Définition
Pour un opérateur linéaire sur un espace de Banach ou de Hilbert, le spectre essentiel est la partie du spectre constituée des valeurs spectrales stables par perturbations compactes (ou relativement compactes) — équivalemment les λ pour lesquels l’opérateur diminué de λ n’est pas de Fredholm d’indice nul ; cela exclut, selon la définition usuelle, les valeurs propres isolées de multiplicité finie.
Principe
Principe
Le spectre essentiel saisit les caractéristiques spectrales globales non compactes qui ne peuvent être éliminées par perturbations compactes ; il partitionne le spectre en parties stables (essentielles) et instables (discrètes) et se caractérise par des propriétés de Fredholm, des suites de Weyl ou l’image dans l’algèbre de Calkin selon la définition choisie (Weyl, Browder, etc.).
Démonstration
Démonstration
Opérateur de déplacement sur l^2 : le déplacement bilatéral a pour spectre le cercle unité et ce spectre est purement essentiel — pas de valeurs propres isolées de multiplicité finie.

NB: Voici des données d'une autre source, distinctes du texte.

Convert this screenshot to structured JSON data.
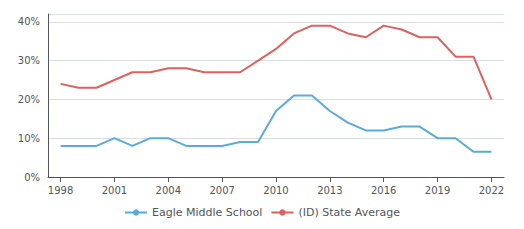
{
  "chart_data": {
    "type": "line",
    "x": [
      1998,
      1999,
      2000,
      2001,
      2002,
      2003,
      2004,
      2005,
      2006,
      2007,
      2008,
      2009,
      2010,
      2011,
      2012,
      2013,
      2014,
      2015,
      2016,
      2017,
      2018,
      2019,
      2020,
      2021,
      2022
    ],
    "series": [
      {
        "name": "Eagle Middle School",
        "color": "#5aabdc",
        "values": [
          0.08,
          0.08,
          0.08,
          0.1,
          0.08,
          0.1,
          0.1,
          0.08,
          0.08,
          0.08,
          0.09,
          0.09,
          0.17,
          0.21,
          0.21,
          0.17,
          0.14,
          0.12,
          0.12,
          0.13,
          0.13,
          0.1,
          0.1,
          0.065,
          0.065
        ]
      },
      {
        "name": "(ID) State Average",
        "color": "#e06060",
        "values": [
          0.24,
          0.23,
          0.23,
          0.25,
          0.27,
          0.27,
          0.28,
          0.28,
          0.27,
          0.27,
          0.27,
          0.3,
          0.33,
          0.37,
          0.39,
          0.39,
          0.37,
          0.36,
          0.39,
          0.38,
          0.36,
          0.36,
          0.31,
          0.31,
          0.2
        ]
      }
    ],
    "xlim": [
      1997.3,
      2022.7
    ],
    "ylim": [
      0.0,
      0.42
    ],
    "xticks": [
      1998,
      2001,
      2004,
      2007,
      2010,
      2013,
      2016,
      2019,
      2022
    ],
    "yticks": [
      {
        "value": 0.0,
        "label": "0%"
      },
      {
        "value": 0.1,
        "label": "10%"
      },
      {
        "value": 0.2,
        "label": "20%"
      },
      {
        "value": 0.3,
        "label": "30%"
      },
      {
        "value": 0.4,
        "label": "40%"
      }
    ],
    "grid": true,
    "legend": "bottom"
  }
}
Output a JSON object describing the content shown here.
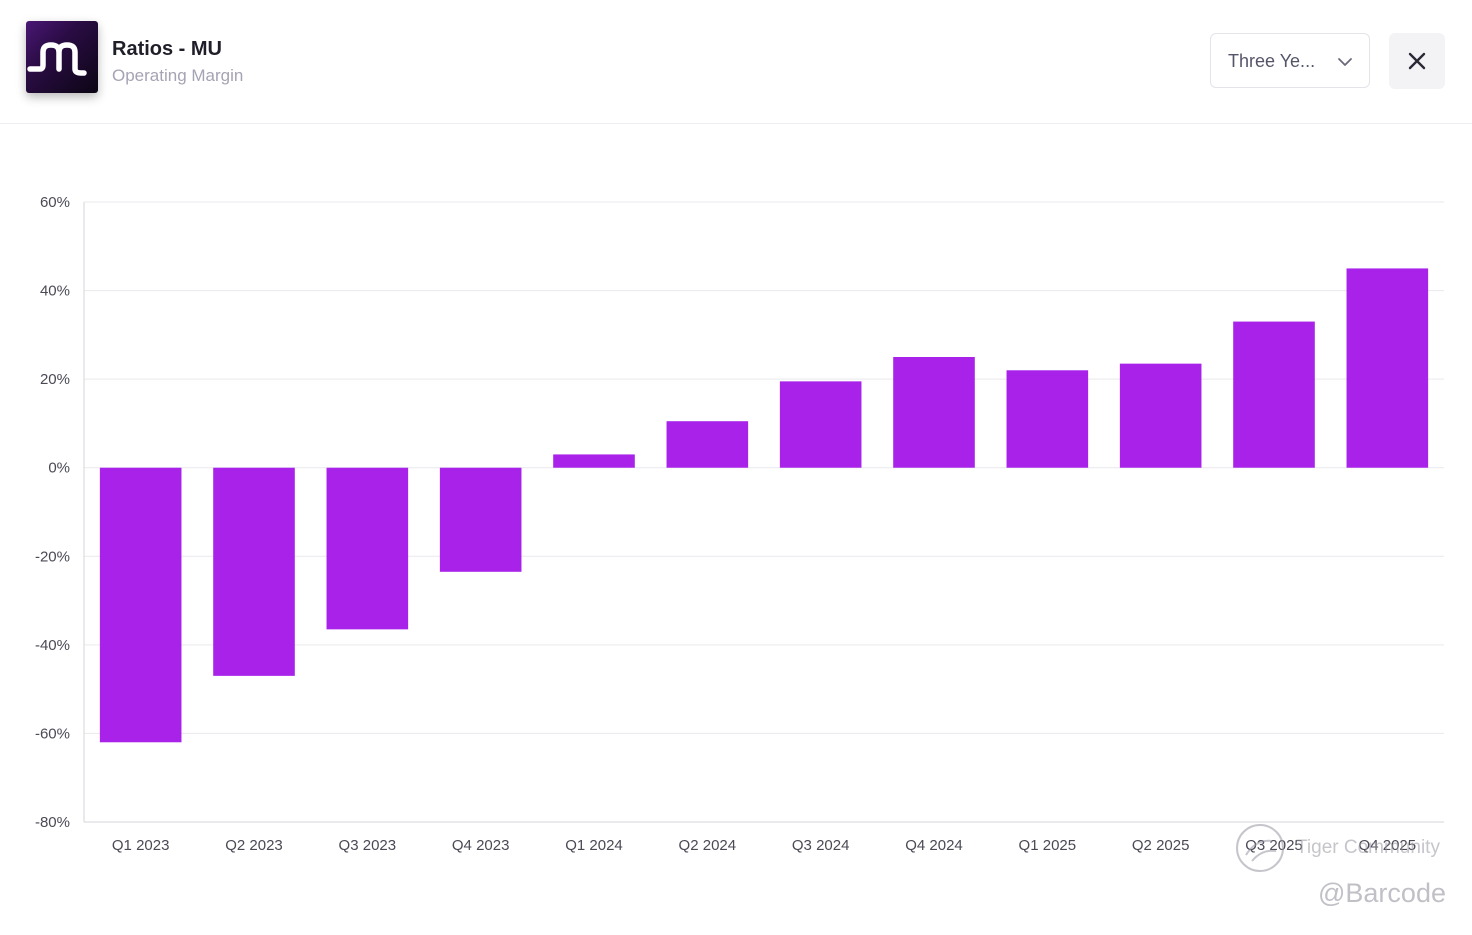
{
  "header": {
    "title": "Ratios - MU",
    "subtitle": "Operating Margin",
    "logo_icon": "m-logo-icon",
    "period_select": {
      "value": "Three Ye...",
      "icon": "chevron-down-icon"
    },
    "close_icon": "close-icon"
  },
  "colors": {
    "bar": "#a822ea",
    "grid": "#e9e9ee",
    "axis": "#d6d6dd",
    "logo_stroke": "#ffffff"
  },
  "chart_data": {
    "type": "bar",
    "categories": [
      "Q1 2023",
      "Q2 2023",
      "Q3 2023",
      "Q4 2023",
      "Q1 2024",
      "Q2 2024",
      "Q3 2024",
      "Q4 2024",
      "Q1 2025",
      "Q2 2025",
      "Q3 2025",
      "Q4 2025"
    ],
    "values": [
      -62,
      -47,
      -36.5,
      -23.5,
      3,
      10.5,
      19.5,
      25,
      22,
      23.5,
      33,
      45
    ],
    "ylim": [
      -80,
      60
    ],
    "yticks": [
      60,
      40,
      20,
      0,
      -20,
      -40,
      -60,
      -80
    ],
    "ytick_labels": [
      "60%",
      "40%",
      "20%",
      "0%",
      "-20%",
      "-40%",
      "-60%",
      "-80%"
    ],
    "grid": true,
    "legend": "none",
    "title": "",
    "xlabel": "",
    "ylabel": ""
  },
  "watermarks": {
    "community": "Tiger Community",
    "handle": "@Barcode"
  }
}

Les opérateurs différentiels sur domaines non compacts (par ex. le Laplacien sur R^n) produisent un spectre essentiel continu correspondant aux états de diffusion ; les opérateurs à résolvante compacte (par ex. Laplacien sur variété compacte) ont spectre essentiel vide.
Mauvaise application
Mauvaise application
Traiter tout point d’accumulation de valeurs propres comme non essentiel ou supposer que le spectre essentiel coïncide toujours avec le spectre continu. Les classes d’opérateurs et les définitions introduisent des subtilités : par exemple, le spectre résiduel ou l’accumulation de valeurs propres discrètes peuvent être traités différemment selon la définition retenue.
Conséquence
Conséquence
Le spectre essentiel gouverne la stabilité des caractéristique spectrales sous perturbations compactes, détermine le comportement à long terme des équations d’évolution et contrôle les contributions spectrales continues aux résolvantes et au calcul fonctionnel ; sa présence empêche généralement une décomposition spectrale en une base dénombrable de fonctions propres.
Inversion
Inversion
Spectre discret (de point) constitué de valeurs propres isolées de multiplicité algébrique finie et d’espaces propres qui peuvent former une base de Riesz dans des cas favorables ; ce sont les parties du spectre souvent éliminables par perturbations compactes.
Limite
Limite
S’applique aux opérateurs bornés et non bornés sur espaces de Banach ou Hilbert ; il existe plusieurs variantes légitimes de « spectre essentiel » (Weyl, Browder, basée sur Fredholm) qui coïncident dans de nombreux cas mais diffèrent sur des points fins tels que la multiplicité ou l’inclusion du spectre résiduel.
Tension sémantique
Tension sémantique
Spectre essentiel versus spectre continu et versus spectre discret : le spectre continu comprend des points limites et des valeurs spectrales non propres, mais tous les points du spectre continu ne sont pas essentiels dans chaque définition ; la pluralité de définitions operatorielles crée une tension terminologique et technique.
Synthèse
Synthèse
Le spectre essentiel d’un opérateur est la portion de son spectre qui reflète des caractéristiques spectrales non compactes et robustes, invariantes par perturbations compactes ; il se repère via la théorie de Fredholm, les suites de Weyl ou des méthodes par algèbre quotient et sépare le comportement spectral stable des valeurs propres isolées de multiplicité finie.